Al girarse para ir al ascensor, su marido volvió a agarrarla, esta vez de espaldas. Metió sus manos bajo su camisa y su sujetador, y le amasó los pechos de una forma bastante ruda mientras que restregaba sus partes íntimas contra el trasero de Mercedes. Ella se sentía incómoda, frunció el ceño, cerró los ojos y apartó la cara de su marido. No le gustaba que le hicera cosas como esas. Sus pezones, sin embargo, se habían endurecido con aquel contacto.

-Cariño... cariño, para, que me tengo que ir o llegaré tarde.

-No vayas... ya saben a qué hora habéis quedado en el aeropuerto. Quédate y hagámos cositas juntos ahora... ¿no?

Cuando sus manos iban a dar a parar a debajo de sus pantalones, Mercedes se apartó rápidamente.

-No, amor mío, tengo que ir, esperemos a la noche... por favor...

Y sin darle tiempo a responder, entró al ascensor y bajó al garaje. Se recolocó la ropa en el espejo que había en la cabina y suspiró. Otras veces que había salido de casa tras una situación parecida se había echado a llorar. Ahora solamente se miraba y se preguntaba por qué no era capaz de disfrutar de esas caricias ni compartir el placer con su marido. Odiaba tener que fingir el orgasmo. Le daba mal sabor de boca el no excitarse al estar con su marido, o al pensar en él. Tampoco sentía atracción cuando eran novios... entonces ¿Qué hacían casados?¿En qué momento decidió que quería eso? Quizás tuviera miedo de la soledad, pero ahora ya, tras 25 años de no pensar en ello, no era capaz de recordar si ealmente era ese el sentimiento que la empujó al "si, quiero".

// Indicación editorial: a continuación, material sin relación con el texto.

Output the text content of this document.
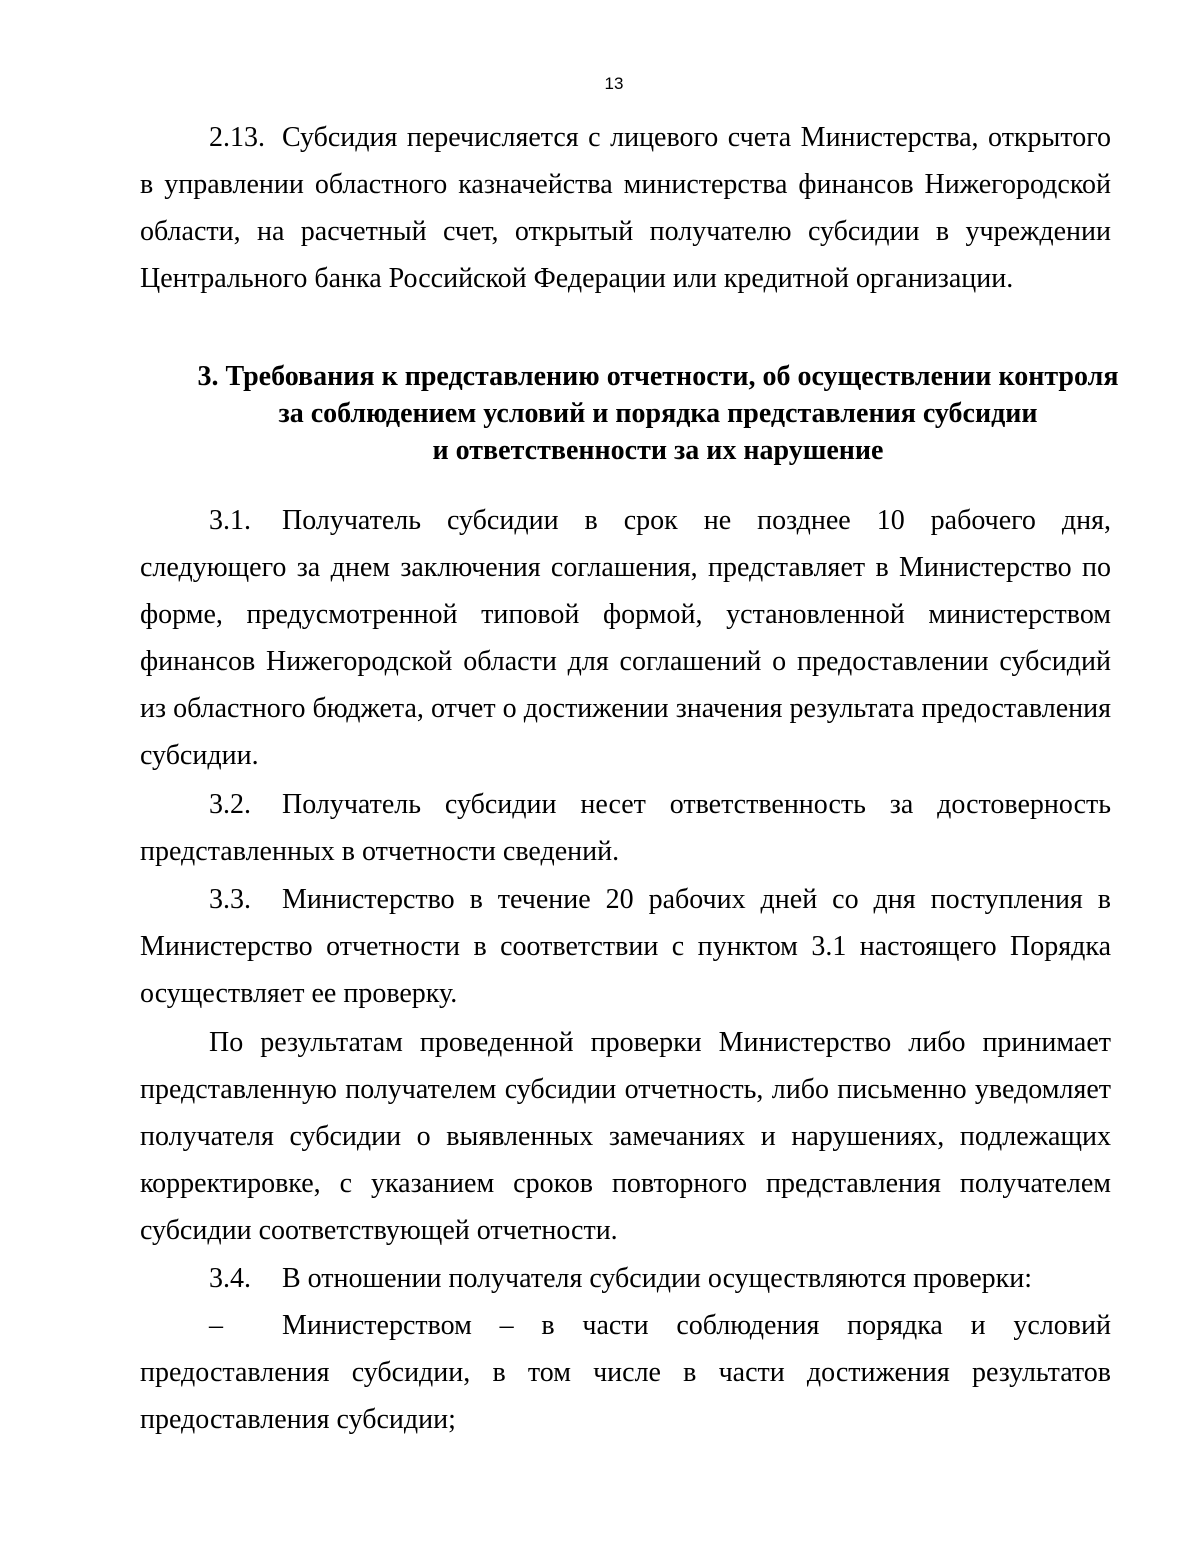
13

2.13. Субсидия перечисляется с лицевого счета Министерства, открытого в управлении областного казначейства министерства финансов Нижегородской области, на расчетный счет, открытый получателю субсидии в учреждении Центрального банка Российской Федерации или кредитной организации.

3. Требования к представлению отчетности, об осуществлении контроля
за соблюдением условий и порядка представления субсидии
и ответственности за их нарушение

3.1. Получатель субсидии в срок не позднее 10 рабочего дня, следующего за днем заключения соглашения, представляет в Министерство по форме, предусмотренной типовой формой, установленной министерством финансов Нижегородской области для соглашений о предоставлении субсидий из областного бюджета, отчет о достижении значения результата предоставления субсидии.

3.2. Получатель субсидии несет ответственность за достоверность представленных в отчетности сведений.

3.3. Министерство в течение 20 рабочих дней со дня поступления в Министерство отчетности в соответствии с пунктом 3.1 настоящего Порядка осуществляет ее проверку.

По результатам проведенной проверки Министерство либо принимает представленную получателем субсидии отчетность, либо письменно уведомляет получателя субсидии о выявленных замечаниях и нарушениях, подлежащих корректировке, с указанием сроков повторного представления получателем субсидии соответствующей отчетности.

3.4. В отношении получателя субсидии осуществляются проверки:

– Министерством – в части соблюдения порядка и условий предоставления субсидии, в том числе в части достижения результатов предоставления субсидии;
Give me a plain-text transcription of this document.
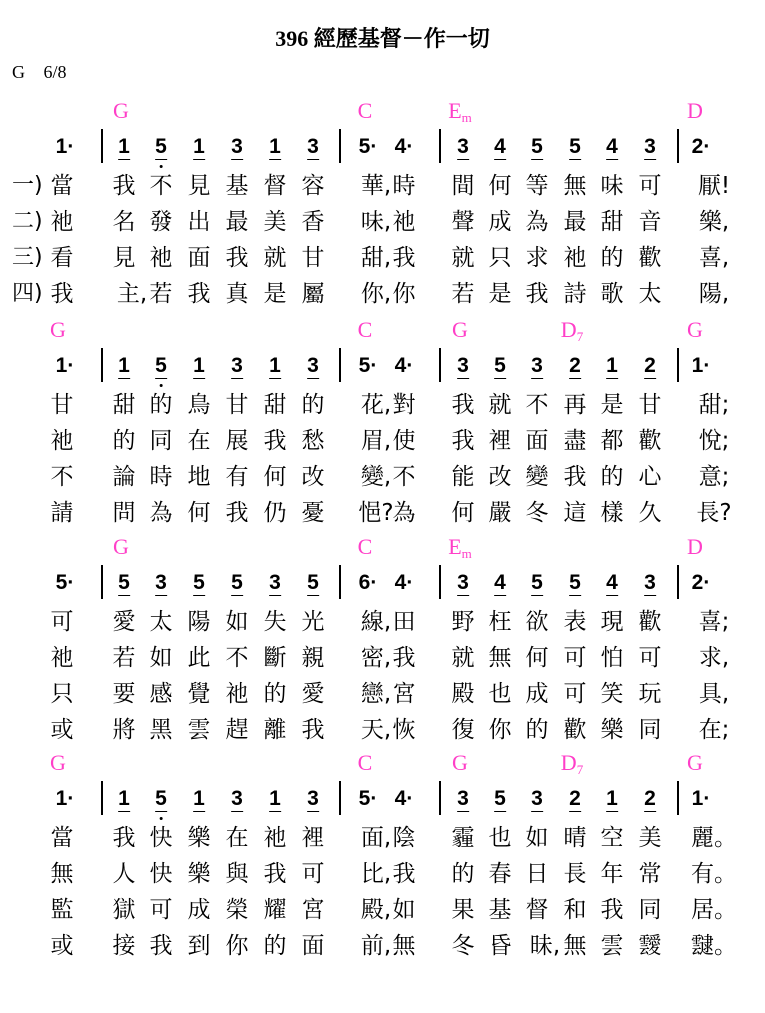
396 經歷基督－作一切
G 6/8
G	C	$E_m$	D
1· 1 5 1 3 1 3 5· 4· 3 4 5 5 4 3 2·
一) 當 我 不 見 基 督 容 華, 時 間 何 等 無 味 可 厭!
二) 祂 名 發 出 最 美 香 味, 祂 聲 成 為 最 甜 音 樂,
三) 看 見 祂 面 我 就 甘 甜, 我 就 只 求 祂 的 歡 喜,
四) 我 主, 若 我 真 是 屬 你, 你 若 是 我 詩 歌 太 陽,
G	C	G	$D_7$	G
1· 1 5 1 3 1 3 5· 4· 3 5 3 2 1 2 1·
甘 甜 的 鳥 甘 甜 的 花, 對 我 就 不 再 是 甘 甜;
祂 的 同 在 展 我 愁 眉, 使 我 裡 面 盡 都 歡 悅;
不 論 時 地 有 何 改 變, 不 能 改 變 我 的 心 意;
請 問 為 何 我 仍 憂 悒?
為 何 嚴 冬 這 樣 久 長?
G	C	$E_m$	D
5· 5 3 5 5 3 5 6· 4· 3 4 5 5 4 3 2·
可 愛 太 陽 如 失 光 線, 田 野 枉 欲 表 現 歡 喜;
祂 若 如 此 不 斷 親 密, 我 就 無 何 可 怕 可 求,
只 要 感 覺 祂 的 愛 戀, 宮 殿 也 成 可 笑 玩 具,
或 將 黑 雲 趕 離 我 天, 恢 復 你 的 歡 樂 同 在;
G	C	G	$D_7$	G
1· 1 5 1 3 1 3 5· 4· 3 5 3 2 1 2 1·
當 我 快 樂 在 祂 裡 面, 陰 霾 也 如 晴 空 美 麗。
無 人 快 樂 與 我 可 比, 我 的 春 日 長 年 常 有。
監 獄 可 成 榮 耀 宮 殿, 如 果 基 督 和 我 同 居。
或 接 我 到 你 的 面 前, 無 冬 昏 昧, 無 雲 靉 靆。
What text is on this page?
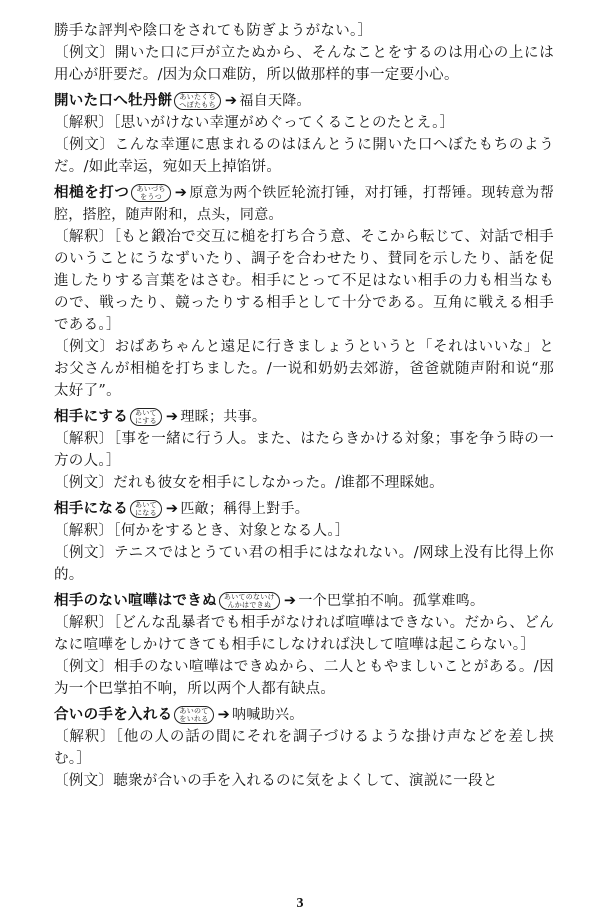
勝手な評判や陰口をされても防ぎようがない。］

〔例文〕開いた口に戸が立たぬから、そんなことをするのは用心の上には用心が肝要だ。/因为众口难防，所以做那样的事一定要小心。

開いた口へ牡丹餅 あいたくち
へぼたもち ➔ 福自天降。

〔解釈〕［思いがけない幸運がめぐってくることのたとえ。］

〔例文〕こんな幸運に恵まれるのはほんとうに開いた口へぼたもちのようだ。/如此幸运，宛如天上掉馅饼。

相槌を打つ あいづち
をうつ ➔ 原意为两个铁匠轮流打锤，对打锤，打帮锤。现转意为帮腔，搭腔，随声附和，点头，同意。

〔解釈〕［もと鍛冶で交互に槌を打ち合う意、そこから転じて、対話で相手のいうことにうなずいたり、調子を合わせたり、賛同を示したり、話を促進したりする言葉をはさむ。相手にとって不足はない相手の力も相当なもので、戦ったり、競ったりする相手として十分である。互角に戦える相手である。］

〔例文〕おばあちゃんと遠足に行きましょうというと「それはいいな」とお父さんが相槌を打ちました。/一说和奶奶去郊游，爸爸就随声附和说“那太好了”。

相手にする あいて
にする ➔ 理睬；共事。

〔解釈〕［事を一緒に行う人。また、はたらきかける対象；事を争う時の一方の人。］

〔例文〕だれも彼女を相手にしなかった。/谁都不理睬她。

相手になる あいて
になる ➔ 匹敵；稱得上對手。

〔解釈〕［何かをするとき、対象となる人。］

〔例文〕テニスではとうてい君の相手にはなれない。/网球上没有比得上你的。

相手のない喧嘩はできぬ あいてのないけ
んかはできぬ ➔ 一个巴掌拍不响。孤掌难鸣。

〔解釈〕［どんな乱暴者でも相手がなければ喧嘩はできない。だから、どんなに喧嘩をしかけてきても相手にしなければ決して喧嘩は起こらない。］

〔例文〕相手のない喧嘩はできぬから、二人ともやましいことがある。/因为一个巴掌拍不响，所以两个人都有缺点。

合いの手を入れる あいのて
をいれる ➔ 呐喊助兴。

〔解釈〕［他の人の話の間にそれを調子づけるような掛け声などを差し挟む。］

〔例文〕聴衆が合いの手を入れるのに気をよくして、演説に一段と

3
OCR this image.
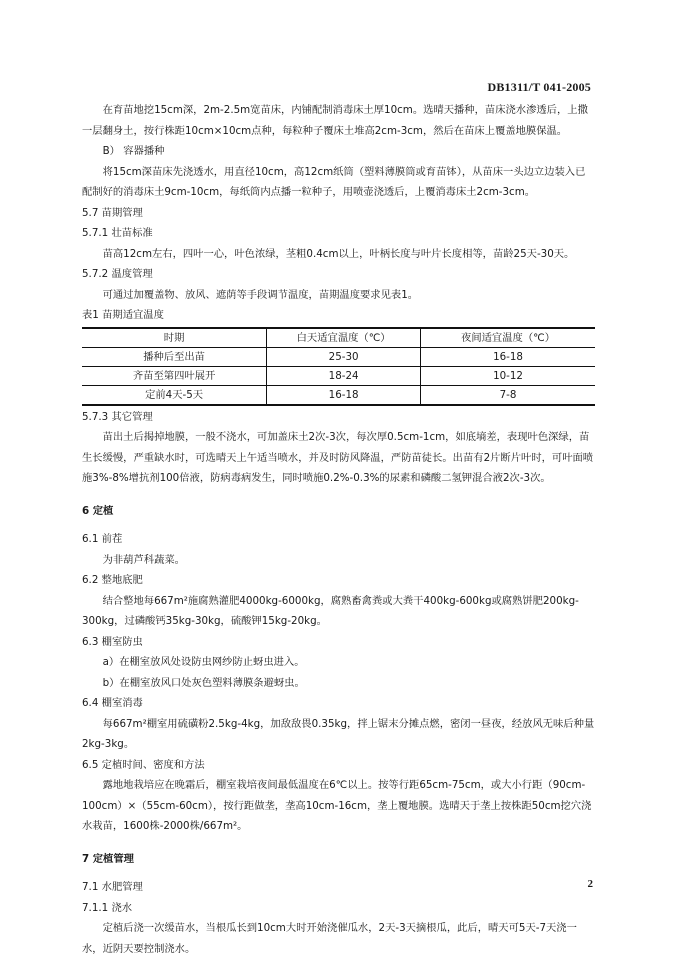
DB1311/T 041-2005

在育苗地挖15cm深，2m-2.5m宽苗床，内铺配制消毒床土厚10cm。选晴天播种，苗床浇水渗透后，上撒一层翻身土，按行株距10cm×10cm点种，每粒种子覆床土堆高2cm-3cm，然后在苗床上覆盖地膜保温。

B） 容器播种

将15cm深苗床先浇透水，用直径10cm，高12cm纸筒（塑料薄膜筒或育苗钵），从苗床一头边立边装入已配制好的消毒床土9cm-10cm，每纸筒内点播一粒种子，用喷壶浇透后，上覆消毒床土2cm-3cm。

5.7 苗期管理

5.7.1 壮苗标准

苗高12cm左右，四叶一心，叶色浓绿，茎粗0.4cm以上，叶柄长度与叶片长度相等，苗龄25天-30天。

5.7.2 温度管理

可通过加覆盖物、放风、遮荫等手段调节温度，苗期温度要求见表1。

表1 苗期适宜温度

时期	白天适宜温度（℃）	夜间适宜温度（℃）
播种后至出苗	25-30	16-18
齐苗至第四叶展开	18-24	10-12
定前4天-5天	16-18	7-8

5.7.3 其它管理

苗出土后揭掉地膜，一般不浇水，可加盖床土2次-3次，每次厚0.5cm-1cm，如底墒差，表现叶色深绿，苗生长缓慢，严重缺水时，可选晴天上午适当喷水，并及时防风降温，严防苗徒长。出苗有2片断片叶时，可叶面喷施3%-8%增抗剂100倍液，防病毒病发生，同时喷施0.2%-0.3%的尿素和磷酸二氢钾混合液2次-3次。

6 定植

6.1 前茬

为非葫芦科蔬菜。

6.2 整地底肥

结合整地每667m²施腐熟灌肥4000kg-6000kg，腐熟畜禽粪或大粪干400kg-600kg或腐熟饼肥200kg-300kg，过磷酸钙35kg-30kg，硫酸钾15kg-20kg。

6.3 棚室防虫

a）在棚室放风处设防虫网纱防止蚜虫进入。

b）在棚室放风口处灰色塑料薄膜条避蚜虫。

6.4 棚室消毒

每667m²棚室用硫磺粉2.5kg-4kg，加敌敌畏0.35kg，拌上锯末分摊点燃，密闭一昼夜，经放风无味后种量2kg-3kg。

6.5 定植时间、密度和方法

露地地栽培应在晚霜后，棚室栽培夜间最低温度在6℃以上。按等行距65cm-75cm，或大小行距（90cm-100cm）×（55cm-60cm），按行距做垄，垄高10cm-16cm，垄上覆地膜。选晴天于垄上按株距50cm挖穴浇水栽苗，1600株-2000株/667m²。

7 定植管理

7.1 水肥管理

7.1.1 浇水

定植后浇一次缓苗水，当根瓜长到10cm大时开始浇催瓜水，2天-3天摘根瓜，此后，晴天可5天-7天浇一水，近阴天要控制浇水。

2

Entró al coche y volvió a suspirar. Podía poner la radio, como hacía siempre, pero no le apetecía saber como iba el resto del mundo ahora. Necesitaba saber qué iba a pasar con su mundo, lo que le rodea... y que la aprisiona. Así que, como su día ya se había fastidiado, se puso la versión de Toxic de Yael Naim. Cuando tenía problemas de una índole íntima, la ponía y se recreaba en la letra. ¿Había sentido alguna vez esa atracción por alguien? Ella creía que no. La realidad era que sí, pero jamás lo reconocería ni lo aceptaría. Se había llegado a creer su propia mentira, así que ella no sabía que en realidad se sentía atraída por alguien desde hacía más de diez años. Arrancó el coche y circuló lentamente por la ciudad, la llúvia se había acentuado y era difícil ver bien. Empezó a conducir más lento al darse cuenta que no llevaba paraguas. Quizás si iba más despecio le daba tiempo a que la lluvia amainara. Craso error. A cada segundo que pasaba caían más gotas. Al llegar al instituto donde trabajaba, el agua se movilizaba violentamente por la calzada y la acera. Utilizando sus libros como paraguas, corrió hacia el edificio.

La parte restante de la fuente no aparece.